Wer schon einmal in einer leer geräumten Wohnung gestanden hat, kennt das: Ein einfaches Klopfen an die Tür oder das Schließen eines Fensters hallt unnatürlich laut wider. Ja, leere Wohnungen wirken tatsächlich lauter – und das hat einen einfachen Grund: Der Schall breitet sich ungehindert aus.

Stellen Sie sich vor, der Schall sei wie ein Gummiball, der von einer Wand zur nächsten springt. In einem leeren Raum gibt es kaum Dinge, die diesen "Ball" auffangen könnten. Keine Vorhänge, keine Teppiche, keine Polstermöbel. Ohne diese schallabsorbierenden Materialien prallt der Ton einfach von den harten Oberflächen ab – von Boden, Wänden und Decke – und erzeugt einen unangenehmen Widerhall.

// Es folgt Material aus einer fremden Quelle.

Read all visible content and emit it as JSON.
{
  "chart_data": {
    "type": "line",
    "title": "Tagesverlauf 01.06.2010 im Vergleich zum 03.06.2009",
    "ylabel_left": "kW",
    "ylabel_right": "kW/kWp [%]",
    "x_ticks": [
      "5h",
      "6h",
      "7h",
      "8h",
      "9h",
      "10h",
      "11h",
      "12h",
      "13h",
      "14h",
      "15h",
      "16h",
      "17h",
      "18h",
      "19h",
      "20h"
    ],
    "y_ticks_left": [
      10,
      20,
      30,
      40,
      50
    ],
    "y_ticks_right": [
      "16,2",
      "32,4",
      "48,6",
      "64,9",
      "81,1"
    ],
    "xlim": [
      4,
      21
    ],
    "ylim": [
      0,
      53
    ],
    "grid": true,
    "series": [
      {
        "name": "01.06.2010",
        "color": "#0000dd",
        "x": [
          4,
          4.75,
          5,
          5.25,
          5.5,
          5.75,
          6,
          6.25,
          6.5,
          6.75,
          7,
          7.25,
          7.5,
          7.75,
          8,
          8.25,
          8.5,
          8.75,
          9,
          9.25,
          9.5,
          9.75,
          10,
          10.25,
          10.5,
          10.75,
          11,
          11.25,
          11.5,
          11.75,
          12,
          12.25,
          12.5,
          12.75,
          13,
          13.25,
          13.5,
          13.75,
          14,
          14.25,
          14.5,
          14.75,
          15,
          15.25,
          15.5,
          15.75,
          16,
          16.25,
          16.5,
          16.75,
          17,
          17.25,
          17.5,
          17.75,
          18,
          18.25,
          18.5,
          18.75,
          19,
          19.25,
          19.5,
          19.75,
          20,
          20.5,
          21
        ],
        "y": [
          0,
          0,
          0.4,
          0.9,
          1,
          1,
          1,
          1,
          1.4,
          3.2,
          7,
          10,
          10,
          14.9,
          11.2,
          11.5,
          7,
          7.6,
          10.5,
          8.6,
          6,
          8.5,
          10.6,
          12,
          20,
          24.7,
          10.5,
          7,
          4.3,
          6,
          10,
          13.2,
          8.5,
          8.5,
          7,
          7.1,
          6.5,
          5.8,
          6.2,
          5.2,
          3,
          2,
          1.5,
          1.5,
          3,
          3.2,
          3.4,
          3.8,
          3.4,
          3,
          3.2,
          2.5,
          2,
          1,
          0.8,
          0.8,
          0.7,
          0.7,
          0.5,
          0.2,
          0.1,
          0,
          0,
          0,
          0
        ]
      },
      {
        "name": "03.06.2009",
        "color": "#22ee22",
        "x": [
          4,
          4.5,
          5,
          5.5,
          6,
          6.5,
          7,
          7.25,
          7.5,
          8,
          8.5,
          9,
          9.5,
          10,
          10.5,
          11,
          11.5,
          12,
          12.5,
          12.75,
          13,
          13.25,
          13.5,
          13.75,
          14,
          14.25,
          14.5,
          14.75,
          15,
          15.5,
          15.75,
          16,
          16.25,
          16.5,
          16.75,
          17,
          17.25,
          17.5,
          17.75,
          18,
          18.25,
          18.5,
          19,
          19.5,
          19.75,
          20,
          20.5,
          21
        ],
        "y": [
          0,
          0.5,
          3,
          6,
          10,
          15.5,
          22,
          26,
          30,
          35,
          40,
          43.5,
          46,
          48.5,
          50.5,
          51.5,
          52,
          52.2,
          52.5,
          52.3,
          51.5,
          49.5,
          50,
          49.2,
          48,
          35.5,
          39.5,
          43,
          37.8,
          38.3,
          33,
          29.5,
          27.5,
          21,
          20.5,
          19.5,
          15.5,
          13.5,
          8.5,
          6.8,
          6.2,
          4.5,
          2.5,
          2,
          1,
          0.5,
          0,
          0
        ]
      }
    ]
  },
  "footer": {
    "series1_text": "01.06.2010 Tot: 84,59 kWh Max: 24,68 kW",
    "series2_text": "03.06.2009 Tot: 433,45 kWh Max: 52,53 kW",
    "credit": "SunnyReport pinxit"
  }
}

Das führt dazu, dass Geräusche lauter und nachhaltiger wirken, als sie eigentlich sind.

Die Lösung liegt im Raumgefühl: Schon wenige Möbel können viel bewirken. Ein Teppich dämpft die Schritte, ein Sofa fängt Hintergrundgeräusche auf, und Vorhänge an den Fenstern reduzieren das Echo. Selbst Bücherregale oder Pflanzen können helfen, den Schall zu brechen und die Akustik zu verbessern. Je mehr weiche, poröse Materialien im Raum sind, desto besser wird der Klang „geschluckt“.

Doch nicht nur die Einrichtung spielt eine Rolle. Bei Altbauten oder Wohnungen in der Stadt kann eine zusätzliche Schalldämmung sinnvoll sein – besonders, wenn von außen Verkehrslärm hereindringt. Dicke Fensterscheiben, schalldichte Türen oder Dämmmatten in Wänden können Ruhe bringen. Aber auch ohne großes Renovieren: Einfach Einrichten hilft schon. Nicht nur optisch, sondern auch akustisch.